In this case, you still need to use _MM_MALLOC or a Portable Operating system interface (POSIX) that is equivalent to assigning aligned memory to the pointer, but by using _declspec (align (32)), You just want to force the alignment to 32 bytes for each element in the permutation arr1.

best-of-breed design: Use Align (n) and structs to enforce cache locality for small data elements

You can also use this data alignment support to provide the benefits of using optimization for cache lines. By aggregating small objects that are often used together into a structure and forcing the structure to allocate memory from the start of the cache line, you can effectively guarantee that every object will be loaded into the cache in a timely manner when needed, which can have a noticeable performance boost. For example, considering the two frequently called variables I and J, they may be assigned to different tell cache lines. You can declare them as follows:

By declaring variables in this way, the compiler can ensure that the variables are assigned to the same cache line.

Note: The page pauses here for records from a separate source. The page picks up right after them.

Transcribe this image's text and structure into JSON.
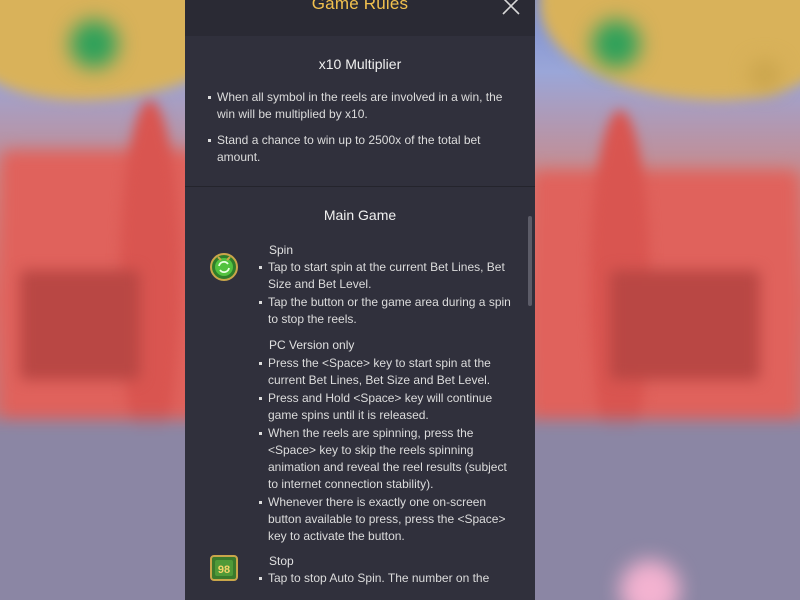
{
  "panel": {
    "title": "Game Rules",
    "close_icon": "close-icon"
  },
  "multiplier": {
    "title": "x10 Multiplier",
    "bullets": [
      "When all symbol in the reels are involved in a win, the win will be multiplied by x10.",
      "Stand a chance to win up to 2500x of the total bet amount."
    ]
  },
  "main_game": {
    "title": "Main Game",
    "spin": {
      "icon": "spin-button-icon",
      "title": "Spin",
      "bullets": [
        "Tap to start spin at the current Bet Lines, Bet Size and Bet Level.",
        "Tap the button or the game area during a spin to stop the reels."
      ],
      "pc_title": "PC Version only",
      "pc_bullets": [
        "Press the <Space> key to start spin at the current Bet Lines, Bet Size and Bet Level.",
        "Press and Hold <Space> key will continue game spins until it is released.",
        "When the reels are spinning, press the <Space> key to skip the reels spinning animation and reveal the reel results (subject to internet connection stability).",
        "Whenever there is exactly one on-screen button available to press, press the <Space> key to activate the button."
      ]
    },
    "stop": {
      "icon": "stop-button-icon",
      "icon_text": "98",
      "title": "Stop",
      "bullets": [
        "Tap to stop Auto Spin. The number on the"
      ]
    }
  },
  "colors": {
    "title_gold": "#f2c14e",
    "panel_bg": "#30303c",
    "spin_green": "#3fae3a"
  }
}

HPE offers a "Genuine IDE Joint Promotion program" with a range of Ides as low as half-price (due date 2014/12/31). There are also 50 percent time-limited snapping and free collar iphone?6, Ipad?air and other good gifts!


Code performance--Inventory data structure design scheme

Contact Us

The content source of this page is from Internet, which doesn't represent Alibaba Cloud's opinion; products and services mentioned on that page don't have any relationship with Alibaba Cloud. If the content of the page makes you feel confusing, please write us an email, we will handle the problem within 5 days after receiving your email.

If you find any instances of plagiarism from the community, please send an email to: info-contact@alibabacloud.com and provide relevant evidence. A staff member will contact you within 5 working days.

A Free Trial That Lets You Build Big!

Start building with 50+ products and up to 12 months usage for Elastic Compute Service

  • Sales Support

    1 on 1 presale consultation

  • After-Sales Support

    24/7 Technical Support 6 Free Tickets per Quarter Faster Response

  • Alibaba Cloud offers highly flexible support services tailored to meet your exact needs.